Inflation surpasses estimates in Mexico
The rebound in the Consumer Price Index regarding the first half of June was 0.32% biweekly, above the 0.12% estimated by analysts. With this, the annual rate of inflation set at 3.17%, its highest since March of this year. The largest increases were seen in non-food goods (0.87% biweekly) and energy resources (2.18%). Underlying inflation sped up 0.29% and maintained at a level of 3.66%, with the prices of services staying stagnant (0.15% biweekly) and an acceleration in merchandise (0.43%). The rise in gasolines (low octane 2.95% biweekly; high octane 2.06%) and LP Gas (1.57%) boosted the underlying component upwards, which has allowed it to exit a contractive trend at an annual rate (1.63%) despite the weakness seen in agricultural goods (-0.92% biweekly). Data suggests greater inflationary pressures in the short run, especially regarding energy resources and merchandise. Mexico`s Central Bank anticipated some of these movements and a rebound doesn`t put into question the likely 50 bp cut in interest rates tomorrow, but will give the most cautious members of the Governing Board arguments to maintain cuts at moderate and gradual levels as time moves forward.
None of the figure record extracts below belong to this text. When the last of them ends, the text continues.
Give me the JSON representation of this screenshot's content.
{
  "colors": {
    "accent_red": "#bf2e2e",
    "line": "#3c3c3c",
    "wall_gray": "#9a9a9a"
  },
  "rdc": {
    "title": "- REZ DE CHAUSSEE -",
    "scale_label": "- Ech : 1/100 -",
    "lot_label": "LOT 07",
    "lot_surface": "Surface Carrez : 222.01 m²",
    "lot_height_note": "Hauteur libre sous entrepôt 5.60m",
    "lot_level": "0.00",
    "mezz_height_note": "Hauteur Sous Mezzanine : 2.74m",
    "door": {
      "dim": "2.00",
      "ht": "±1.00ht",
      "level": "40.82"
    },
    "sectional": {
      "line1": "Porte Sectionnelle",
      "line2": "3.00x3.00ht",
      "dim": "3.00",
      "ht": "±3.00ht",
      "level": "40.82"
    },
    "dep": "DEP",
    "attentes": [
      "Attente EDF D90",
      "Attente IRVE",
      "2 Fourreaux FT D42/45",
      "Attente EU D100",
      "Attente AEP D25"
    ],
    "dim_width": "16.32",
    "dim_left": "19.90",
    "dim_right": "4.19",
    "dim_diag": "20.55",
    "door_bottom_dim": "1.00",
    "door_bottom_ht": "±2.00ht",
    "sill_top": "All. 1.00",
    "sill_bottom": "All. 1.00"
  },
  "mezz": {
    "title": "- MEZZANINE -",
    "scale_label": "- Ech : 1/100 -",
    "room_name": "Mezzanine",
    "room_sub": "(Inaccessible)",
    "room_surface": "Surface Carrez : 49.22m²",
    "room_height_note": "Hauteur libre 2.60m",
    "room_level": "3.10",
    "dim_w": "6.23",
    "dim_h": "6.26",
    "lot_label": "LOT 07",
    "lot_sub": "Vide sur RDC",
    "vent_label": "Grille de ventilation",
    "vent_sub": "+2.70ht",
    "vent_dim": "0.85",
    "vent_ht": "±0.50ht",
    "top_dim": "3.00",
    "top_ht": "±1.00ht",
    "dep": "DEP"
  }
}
Nevertheless, the strong contraction in the economy due to the virus along with the lack of aggressive fiscal stimuli suggest there are deflationary pressures on the demand side.
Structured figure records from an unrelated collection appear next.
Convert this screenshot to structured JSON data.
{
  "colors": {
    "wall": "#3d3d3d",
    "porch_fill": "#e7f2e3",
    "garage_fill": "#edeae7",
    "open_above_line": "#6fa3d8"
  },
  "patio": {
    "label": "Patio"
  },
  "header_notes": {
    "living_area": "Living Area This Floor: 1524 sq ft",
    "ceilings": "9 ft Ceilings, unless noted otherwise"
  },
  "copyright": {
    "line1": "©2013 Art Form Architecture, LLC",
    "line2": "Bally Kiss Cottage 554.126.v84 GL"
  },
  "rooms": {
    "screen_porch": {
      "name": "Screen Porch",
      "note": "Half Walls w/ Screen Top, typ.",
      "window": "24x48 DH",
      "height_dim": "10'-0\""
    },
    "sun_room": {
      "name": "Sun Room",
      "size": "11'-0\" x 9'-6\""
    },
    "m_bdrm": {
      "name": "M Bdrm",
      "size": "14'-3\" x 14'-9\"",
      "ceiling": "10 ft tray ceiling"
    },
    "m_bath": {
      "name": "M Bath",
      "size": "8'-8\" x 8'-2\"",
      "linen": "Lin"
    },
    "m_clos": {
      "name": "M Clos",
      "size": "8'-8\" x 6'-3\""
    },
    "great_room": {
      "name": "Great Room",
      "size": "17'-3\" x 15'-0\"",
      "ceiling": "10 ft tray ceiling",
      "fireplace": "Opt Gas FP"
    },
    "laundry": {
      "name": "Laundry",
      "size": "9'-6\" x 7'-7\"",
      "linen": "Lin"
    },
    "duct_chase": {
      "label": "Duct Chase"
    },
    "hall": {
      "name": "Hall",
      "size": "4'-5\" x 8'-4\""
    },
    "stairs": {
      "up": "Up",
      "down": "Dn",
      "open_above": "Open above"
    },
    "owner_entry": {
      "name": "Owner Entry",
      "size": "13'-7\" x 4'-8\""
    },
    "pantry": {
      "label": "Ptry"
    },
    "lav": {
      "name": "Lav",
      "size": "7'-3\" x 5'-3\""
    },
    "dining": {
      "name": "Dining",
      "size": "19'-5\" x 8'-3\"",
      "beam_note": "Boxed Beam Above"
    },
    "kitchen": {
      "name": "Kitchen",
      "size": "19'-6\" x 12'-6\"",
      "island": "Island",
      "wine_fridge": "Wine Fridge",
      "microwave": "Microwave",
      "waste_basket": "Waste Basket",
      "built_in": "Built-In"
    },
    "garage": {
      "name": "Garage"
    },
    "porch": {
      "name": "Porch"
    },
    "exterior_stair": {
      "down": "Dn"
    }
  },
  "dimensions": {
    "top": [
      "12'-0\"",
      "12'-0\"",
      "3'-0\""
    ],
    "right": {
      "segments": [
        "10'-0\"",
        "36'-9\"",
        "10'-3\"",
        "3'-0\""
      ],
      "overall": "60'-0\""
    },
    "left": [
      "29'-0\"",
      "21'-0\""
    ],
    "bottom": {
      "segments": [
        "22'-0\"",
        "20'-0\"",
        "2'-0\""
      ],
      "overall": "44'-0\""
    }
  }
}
The US prepares tariffs for Europe
The Office of the US Trade Representative published a statement yesterday confirming that the country is contemplating new tariffs close to $3.1 billion in exports from France, Germany, Spain and the UK. A list of products include trucks, airplanes, cheese, gin, beer and other agricultural goods. According to Bloomberg reports, some of the tariffs could be above 100%, which would severely affect many of these exports` profitability. The US trade representative, Robert Lighthizer, has backed the implementation of new tariffs as a tactic to pressure Europeans in order to persuade them into renegotiating their trade relationship. The dispute threatens to deteriorate transatlantic trade flows as Europeans also plan to implement tariffs on industries that are politically sensitive for the US. The most recent trade-related frictions between both occurred after the US left negotiations and not approving taxes being placed on US tech companies (which led to commercial threats), but both economies have been trying to renegotiate their commercial relationship since last year and have increased tariffs on aircrafts and other products because of a dispute in the WTO regarding subsidizing Airbus and Boeing.